Namun, Alice berkata dengan tegas, sambil menguap karena kantuk, namun nada suaranya tetap serius, mencoba mengingatkan Alisiya tentang misi mereka. "Ya ampun... Alisiya... sebentar lagi mereka akan ke sana... Huaaah... Kita punya misi yang harus diselesaikan. Ingat Reina! Kita harus mendapatkan sampel Evil Blood Virus. Itu prioritas utama."
Alisiya hanya diam, matanya terpaku pada monitor, menatap gadis di dalam tabung. Ia merasakan konflik yang hebat dalam dirinya, seperti perang yang berkecamuk di dalam hatinya. Ia harus menyelesaikan misi yang diberikan Craig, mencuri sampel Evil Blood Virus, untuk menyelamatkan dunia dari ancaman Alexander Volkov, tetapi ia juga tidak bisa mengabaikan gadis yang membutuhkan pertolongannya, yang telah dicuri kebebasannya dan dijadikan bahan eksperimen, yang telah diubah menjadi monster.
Akhirnya, ia menemukan sebuah dokumen yang tersembunyi di balik tumpukan berkas, sebuah file rahasia dengan label "Subjek 07". Jantungnya berdebar kencang saat membacanya, setiap kata terasa seperti pukulan di dadanya, setiap kalimat terasa seperti pisau yang menusuk hatinya. Gadis itu ternyata ditahan tidak jauh dari ruang keamanan, di sebuah laboratorium tersembunyi yang terletak di bawah tanah.

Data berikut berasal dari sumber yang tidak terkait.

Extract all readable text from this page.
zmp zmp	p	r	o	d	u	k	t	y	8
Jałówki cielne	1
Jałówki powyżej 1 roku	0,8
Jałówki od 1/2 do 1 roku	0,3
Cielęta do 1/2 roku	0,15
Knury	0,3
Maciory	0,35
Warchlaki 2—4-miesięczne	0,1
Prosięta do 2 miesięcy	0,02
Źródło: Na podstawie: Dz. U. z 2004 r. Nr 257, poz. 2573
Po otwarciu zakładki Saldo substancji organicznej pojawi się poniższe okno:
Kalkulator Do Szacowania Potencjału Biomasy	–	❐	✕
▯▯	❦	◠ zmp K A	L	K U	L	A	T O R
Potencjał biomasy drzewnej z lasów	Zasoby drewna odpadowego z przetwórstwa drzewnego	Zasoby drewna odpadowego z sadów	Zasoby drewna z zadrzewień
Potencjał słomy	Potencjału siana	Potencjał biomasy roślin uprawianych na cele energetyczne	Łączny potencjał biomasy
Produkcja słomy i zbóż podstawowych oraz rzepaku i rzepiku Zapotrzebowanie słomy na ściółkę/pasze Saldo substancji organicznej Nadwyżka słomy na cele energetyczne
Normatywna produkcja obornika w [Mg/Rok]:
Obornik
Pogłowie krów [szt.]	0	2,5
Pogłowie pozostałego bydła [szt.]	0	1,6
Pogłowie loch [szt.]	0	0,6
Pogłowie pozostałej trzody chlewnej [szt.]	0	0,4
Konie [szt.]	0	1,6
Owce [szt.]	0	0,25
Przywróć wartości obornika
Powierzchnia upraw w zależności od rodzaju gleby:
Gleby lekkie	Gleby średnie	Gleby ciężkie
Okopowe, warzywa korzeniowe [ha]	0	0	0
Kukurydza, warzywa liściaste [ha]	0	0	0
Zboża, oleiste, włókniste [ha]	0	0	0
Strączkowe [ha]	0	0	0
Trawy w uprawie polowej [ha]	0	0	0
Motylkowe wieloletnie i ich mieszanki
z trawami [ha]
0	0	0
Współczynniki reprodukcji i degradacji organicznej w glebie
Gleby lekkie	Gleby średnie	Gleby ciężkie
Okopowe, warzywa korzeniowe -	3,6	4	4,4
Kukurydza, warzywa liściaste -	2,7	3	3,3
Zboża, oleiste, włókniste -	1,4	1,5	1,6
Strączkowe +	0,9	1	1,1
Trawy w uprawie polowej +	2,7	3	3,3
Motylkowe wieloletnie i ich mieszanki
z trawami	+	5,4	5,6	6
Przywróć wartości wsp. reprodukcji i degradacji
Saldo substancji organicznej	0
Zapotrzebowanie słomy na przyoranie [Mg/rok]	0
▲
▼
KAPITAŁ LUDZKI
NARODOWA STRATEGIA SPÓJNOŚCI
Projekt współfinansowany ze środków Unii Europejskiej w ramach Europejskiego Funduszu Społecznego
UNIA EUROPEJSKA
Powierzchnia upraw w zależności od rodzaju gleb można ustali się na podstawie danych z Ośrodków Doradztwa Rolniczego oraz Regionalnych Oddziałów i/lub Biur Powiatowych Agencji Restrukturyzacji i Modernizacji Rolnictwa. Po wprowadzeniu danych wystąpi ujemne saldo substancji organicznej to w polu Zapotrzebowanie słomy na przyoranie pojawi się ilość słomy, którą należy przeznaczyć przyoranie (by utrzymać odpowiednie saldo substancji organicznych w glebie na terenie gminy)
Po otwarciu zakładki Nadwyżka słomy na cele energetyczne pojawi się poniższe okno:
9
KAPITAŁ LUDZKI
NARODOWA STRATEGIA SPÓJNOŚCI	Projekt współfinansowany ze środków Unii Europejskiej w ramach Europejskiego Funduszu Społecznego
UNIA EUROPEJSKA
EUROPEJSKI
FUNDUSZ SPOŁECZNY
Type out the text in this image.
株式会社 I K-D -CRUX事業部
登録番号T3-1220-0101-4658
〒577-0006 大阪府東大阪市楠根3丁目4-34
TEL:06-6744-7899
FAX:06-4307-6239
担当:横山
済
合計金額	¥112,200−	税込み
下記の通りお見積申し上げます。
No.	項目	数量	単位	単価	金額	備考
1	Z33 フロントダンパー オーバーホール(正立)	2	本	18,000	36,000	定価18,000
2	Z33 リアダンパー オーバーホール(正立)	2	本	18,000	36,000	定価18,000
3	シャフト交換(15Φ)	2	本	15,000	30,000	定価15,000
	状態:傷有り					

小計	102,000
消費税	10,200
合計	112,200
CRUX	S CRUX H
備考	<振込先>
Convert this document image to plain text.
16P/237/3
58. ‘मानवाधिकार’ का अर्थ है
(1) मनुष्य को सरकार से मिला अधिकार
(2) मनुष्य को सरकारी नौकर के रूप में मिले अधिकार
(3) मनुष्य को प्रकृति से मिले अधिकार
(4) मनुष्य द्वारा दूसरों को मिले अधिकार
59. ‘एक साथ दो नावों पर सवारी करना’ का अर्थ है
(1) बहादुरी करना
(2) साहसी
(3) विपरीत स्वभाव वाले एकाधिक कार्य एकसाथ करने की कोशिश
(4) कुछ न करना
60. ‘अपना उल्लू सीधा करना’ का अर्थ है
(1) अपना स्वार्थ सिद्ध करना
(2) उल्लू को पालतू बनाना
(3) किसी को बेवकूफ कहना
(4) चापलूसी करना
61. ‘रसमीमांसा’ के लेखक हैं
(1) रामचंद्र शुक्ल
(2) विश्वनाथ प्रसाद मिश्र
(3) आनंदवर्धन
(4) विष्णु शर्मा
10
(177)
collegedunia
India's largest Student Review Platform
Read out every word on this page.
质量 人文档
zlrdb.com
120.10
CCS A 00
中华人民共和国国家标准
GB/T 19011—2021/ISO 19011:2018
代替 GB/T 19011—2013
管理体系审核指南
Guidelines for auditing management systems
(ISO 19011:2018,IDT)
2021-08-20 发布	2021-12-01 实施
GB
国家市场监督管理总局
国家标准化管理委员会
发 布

"Alice, aku akan menghancurkan ini..." kata Alisiya, suaranya bergetar karena emosi, air mata mengalir semakin deras di pipinya, membasahi dokumen di tangannya. Ia mengepalkan tangannya, mencoba menahan amarah dan kesedihan yang meluap-luap dalam dirinya. "Suruh Mike, Jimmy, dan Helena pergi mencuri sampel Evil Blood Virus. Aku akan menyelamatkan gadis itu. Di dalam laporan, dia adalah anak yang dicuri selama 10 tahun... Mereka melakukan eksperimen mengerikan padanya... Mereka mengubahnya menjadi monster... Tapi aku yakin, di dalam diri monster itu, masih ada seorang gadis yang menunggu untuk diselamatkan."
Alice terkejut dan berkata, "B... baiklah... Aku akan mengizinkan... Mengingat kemampuanmu yang sangat luar biasa... dan... dan karena aku tahu kau tidak akan bisa tenang jika tidak melakukan apa-apa... Tapi hati-hati, Alisiya. Jangan gegabah. Jangan biarkan emosimu mengendalikanmu. Nyawamu lebih berharga dari apapun... Sekarang... Hancurkan sistemnya... Alisiya! Aku akan mengalihkan perhatian mereka. Aku akan menciptakan kekacauan."
Alisiya mengangguk, air mata mengalir semakin deras di pipinya, namun matanya memancarkan tekad yang membara. Ia menggenggam pistolnya erat-erat, dan bersiap untuk menghadapi bahaya. Ia tahu, ia harus bertindak cepat dan tepat, karena nyawa seorang gadis tergantung padanya, dan ia tidak akan mengecewakannya.
"Demi Reina... demi gadis itu... dan demi semua orang yang telah menjadi korban kejahatan ini..." gumamnya, lalu menghancurkan sistem keamanan dengan sekali tembak, memicu alarm dan kekacauan di seluruh kompleks, dan memulai perjalanan yang berbahaya menuju laboratorium tersembunyi, tempat seorang gadis menunggu untuk diselamatkan.